Documentation in code

  • Do it when you are writing the code in the first place!
  • All subroutines, functions, arguments, and elements of public types should be described in with Doxygen comments.
  • All real variables should have a full physical description, including units.
  • All comments should be clearly written and grammatically correct; American spelling is preferred.

Optimization for divides

Divisions are prone to NaNs and relatively expensive. An optimizing compiler will often rearrange math which makes debugging divisions by zero harder to catch.

  • Many common reciprocals are pre-computed
    • Use Q(i,j) * G%IareaT(i,j) instead of Q(i,j) / G%areaT(i,j).
  • Never write B / C * D which is ambiguous to humans (not the compiler)
    • Use ( B * D ) / C
  • Never double divide: A / ( A + B / C)
    • Use ( A * C ) / ( A * C + B)

Arithmetic reproducibility

Floating point operations are sensitive to the order of operations (associativity), which can not generally be guaranteed due to compiler serialization and optimization.

Addition

Addition operations must be done in pairs. When more than one addition is required, the order should be specified using parentheses.

  • This is bad:
    • z = a + b + c
  • This is good:
    • z = (a + b) + c

Ideally, the order of operation should be chosen to give the best accuracy. For example, if a = 1. b = -1. and c = 1.e-20, then the order should be chosen to preserve the residual value.

  • This is bad:
    • a + (b + c) == 0.
  • This is good:
    • (a + b) + c == 1.e-20

Not only does this impact reproducibility, but the second choice is more accurate and avoids a potential division by zero.

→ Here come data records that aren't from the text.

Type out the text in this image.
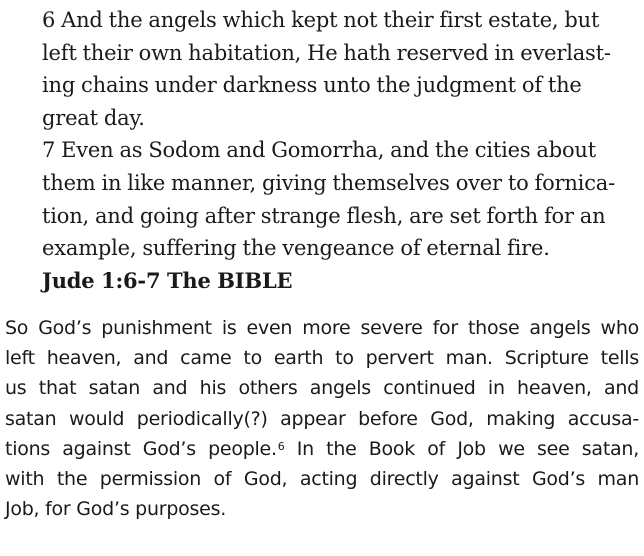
6 And the angels which kept not their first estate, but
left their own habitation, He hath reserved in everlast-
ing chains under darkness unto the judgment of the
great day.
7 Even as Sodom and Gomorrha, and the cities about
them in like manner, giving themselves over to fornica-
tion, and going after strange flesh, are set forth for an
example, suffering the vengeance of eternal fire.
Jude 1:6-7 The BIBLE
So God’s punishment is even more severe for those angels who
left heaven, and came to earth to pervert man. Scripture tells
us that satan and his others angels continued in heaven, and
satan would periodically(?) appear before God, making accusa-
tions against God’s people.$^6$ In the Book of Job we see satan,
with the permission of God, acting directly against God’s man
Job, for God’s purposes.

All operations should be ordered, but no particular ordering is enforced. Contributors are encouraged to consider the most accurate order of operations.

sum() intrinsic

We avoid the Fortran sum() intrinsic since the result is dependent on the order of operations within the summation. Using explicit loops allows us to define the order of summation. So

a = sum(b(:))

should be

a = 0.
do k = 1, nz
  a = a + b(k)
enddo

The prod() and matmul() intrinsics should also not be used.

Global summation

Floating point operations across MPI ranks are volatile, since the order can change depending on the state of the network. Functions such as MPI_Reduce will not generally be reproducible when used for floating point arithmetic.

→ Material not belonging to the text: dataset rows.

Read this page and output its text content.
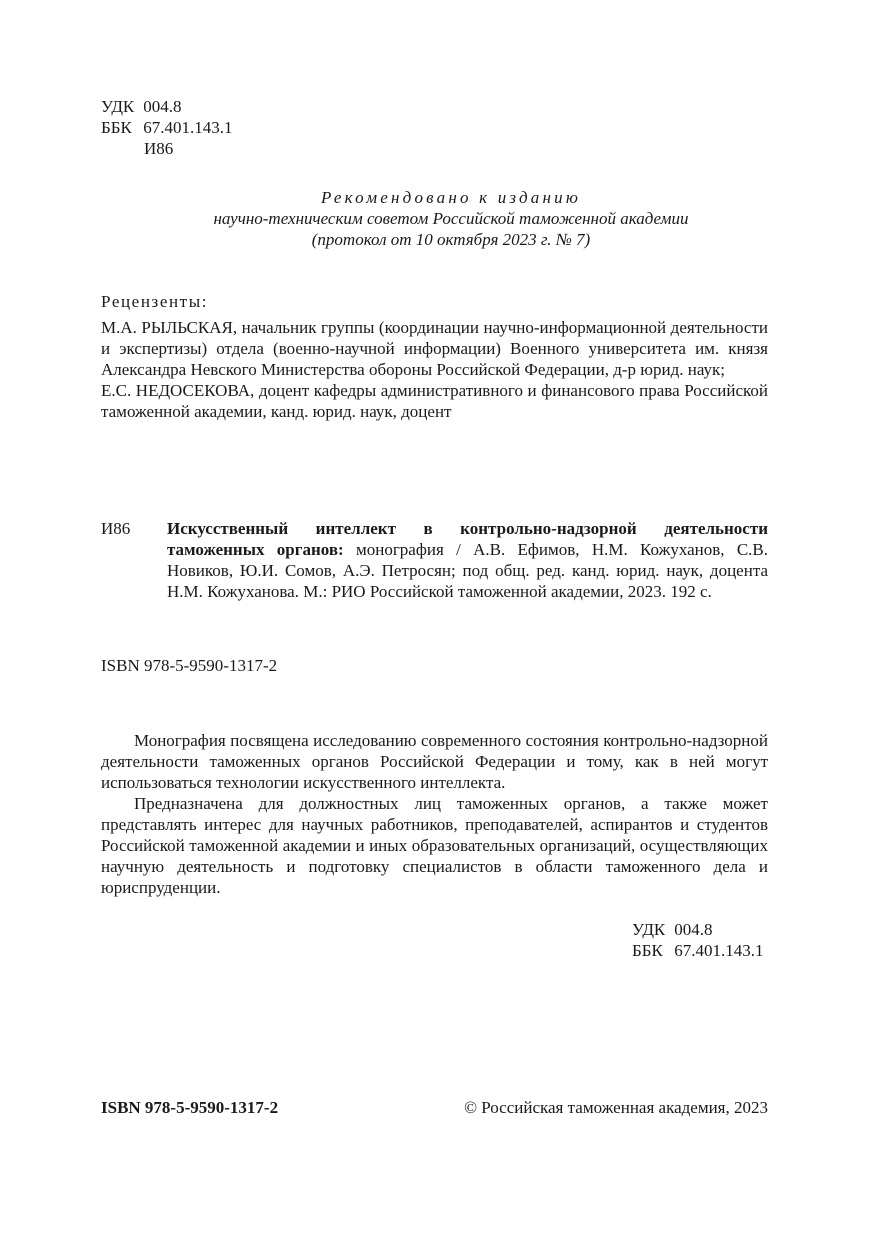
УДК 004.8
ББК 67.401.143.1
И86
Рекомендовано к изданию
научно-техническим советом Российской таможенной академии
(протокол от 10 октября 2023 г. № 7)
Рецензенты:

М.А. РЫЛЬСКАЯ, начальник группы (координации научно-информационной деятельности и экспертизы) отдела (военно-научной информации) Военного университета им. князя Александра Невского Министерства обороны Российской Федерации, д-р юрид. наук;

Е.С. НЕДОСЕКОВА, доцент кафедры административного и финансового права Российской таможенной академии, канд. юрид. наук, доцент

И86 Искусственный интеллект в контрольно-надзорной деятельности таможенных органов: монография / А.В. Ефимов, Н.М. Кожуханов, С.В. Новиков, Ю.И. Сомов, А.Э. Петросян; под общ. ред. канд. юрид. наук, доцента Н.М. Кожуханова. М.: РИО Российской таможенной академии, 2023. 192 с.
ISBN 978-5-9590-1317-2

Монография посвящена исследованию современного состояния контрольно-надзорной деятельности таможенных органов Российской Федерации и тому, как в ней могут использоваться технологии искусственного интеллекта.

Предназначена для должностных лиц таможенных органов, а также может представлять интерес для научных работников, преподавателей, аспирантов и студентов Российской таможенной академии и иных образовательных организаций, осуществляющих научную деятельность и подготовку специалистов в области таможенного дела и юриспруденции.

УДК 004.8
ББК 67.401.143.1
ISBN 978-5-9590-1317-2	© Российская таможенная академия, 2023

When performing summations over MPI ranks, use the reproducing_sum function.

use MOM_coms, only: reproducing_sum
...
sum = reproducing_sum(array(:,:))

Multiplication

Multiplication is also non-associative and thus not reproducible, but the impact is typically small. Results may depend on the order of operations, most often in the least significant bit of the fractional component.

In single precision, if a = b = 1 + 2**-23 and c = 1.5, then the following calculations differ:

  • (a*b)*c = 1.50000036
  • a*(b*c) = 1.50000048

Parentheses in multiplication operations are currently not enforced, but contributors should consider using them when applicable.

Transcendental functions

Use of transcendental functions, such as trigonometric functions, non-integer powers, and logarithms, are often implementation-dependent and should be avoided when possible.

Exponent operator

The exponent operator, a**b should be used sparingly, since compilers will often internally replace it with pow(a, b), which is often computed as a transcendental function, exp(b * log(a)). Even small integral power, such as a**3, have been known to be replaced with pow(a, 3). To maximize reproducibility, integral powers should be explicitly computed, e.g. a3 = a * a * a.

Square roots (a**0.5) should always use the sqrt() intrinsic. An IEEE-754 compliant sqrt function must be exactly rounded.

Cube roots (a**(1./3.)) should be avoided, the MOM6 intrinsic cuberoot should be used. This is not exactly rounded, but it is reproducible.